Pensemos na questão da redução da imigração, principal leitmotif de toda a tragicomédia do Brexit. Quem pode garantir que, quando o Reino Unido tentar negociar acordos comerciais bilaterais com países europeus ou mesmo com países fora do espaço europeu, esses não exigem em troca um número de vistos britânicos para os seus trabalhadores?
A diretora do CBI, Carolyn Fairbairn, respondeu ao discurso de Johnson deixando bem claro qual o único tipo de Brexit que as empresas estão preparadas para aceitar: “É urgente conseguirmos o tipo certo de Brexit e isso quer dizer manter uma relação com a UE que permita negociações sem barreiras, sistemas de regulamentação alfandegária muito próximos e apoio permanente ao nosso sector dos serviços”, disse em comunicado. Como quem diz: por estes lados defendemos um soft, soft Brexit.
Corbyn também falou e não quis ser acantonado, nem por Johnson nem pela comunicação social, entre os “marxistas que odeiam a riqueza”, onde tantas vezes os conservadores colocam o líder trabalhista. Como não é a primeira vez que discursa sobre coisas como nacionalização de sectores estratégicos ou aumento de impostos para as maiores empresas, sentiu-se na obrigação de vir dizer que “o ‘Labour’ não é antimercado”. “Não somos antimercado quando reclamamos contra baixos salários, não somos antimercado quando dizemos que as maiores empresas têm de pagar impostos, tal como as mais pequenas, não somos antimercado quando queremos prosperidade em todas as zonas do país - e não apenas nos centros financeiros da City de Londres”, respondeu o líder trabalhista.
Fairbairn criticou o que conhece dos planos trabalhistas, mas não poupou os eurocéticos radicais. Depois das intervenções de Johnson e Corbyn, a líder da patronal deixou claro que o extremismo ideológico de ambos os campos está a prejudicar a economia: “De um lado temos uma parte da direita e a sua preferência por uma saída sem acordo, inflamada por um desejo de desregulamentar totalmente a economia do Reino Unido; do outro temos os trabalhistas com o maior programa de nacionalizações que o país já viu, com grande custo para quem paga impostos e muito poucas certezas de que isso signifique melhorias nos serviços”.
Swinson lançou a forte cartada da permanência na UE, tão forte que está a açambarcar quase todo o discurso liberal (e que corre o risco de torná-los de novo irrelevantes se não conseguirem desenvolver um programa que interesse ao público não devido a, mas apesar do Brexit).
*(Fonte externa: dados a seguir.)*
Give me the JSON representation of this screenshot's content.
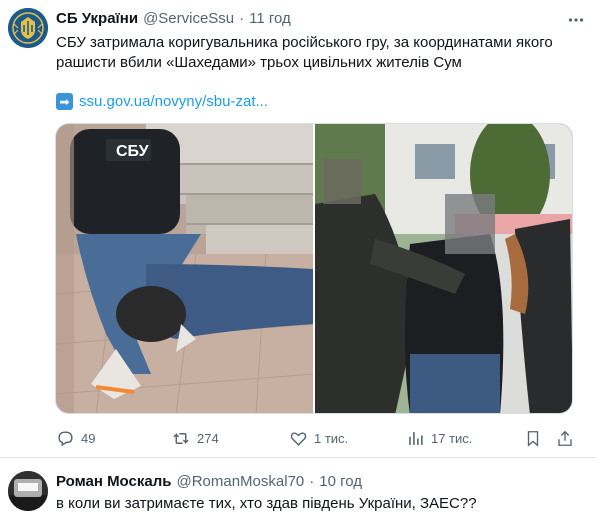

Na CBI, Swinson disse que os ‘lib dems’ são o “partido natural dos comerciantes”, acrescentando: “Com os conservadores no bolso de Nigel Farage [líder do Partido do Brexit] e Corbyn preso na década de 1970, somos os únicos que podem defender-vos, porque cremos que qualquer forma de Brexit, seja dura ou menos dura, azul ou vermelha, vai prejudicar o emprego, os negócios e os nossos serviços públicos”.
Foto do dia
A frase
“É um conluio. Os representantes dos conservadores e dos trabalhistas vão estar no debate, mas o partido que lidera a Escócia não vai estar representado”, Ian Blackford, líder parlamentar do Partido Nacional Escocês (SNP), a terceira maior bancada na legislatura que terminou.
Uma história fora do radar
Aquela que se passa entre Boris Johnson e Jennifer Arcuri e de que ele não quer que se fale. Numa entrevista à ITV, domingo de manhã, a empresária e ex-modelo norte-americana foi extremamente dura com o primeiro-ministro, com quem teve uma relação “profunda” que já toda a imprensa assume ter sido de cariz amoroso (nem ele nem ela o negam). O problema é que há suspeitas de que Johnson possa ter oferecido a Arcuri, quando ocupava o lugar de mayor de Londres, lugares privilegiados em viagens de empresários britânicos a países estrangeiros e facilidades de acesso a financiamento para concretização das suas ideias empresariais.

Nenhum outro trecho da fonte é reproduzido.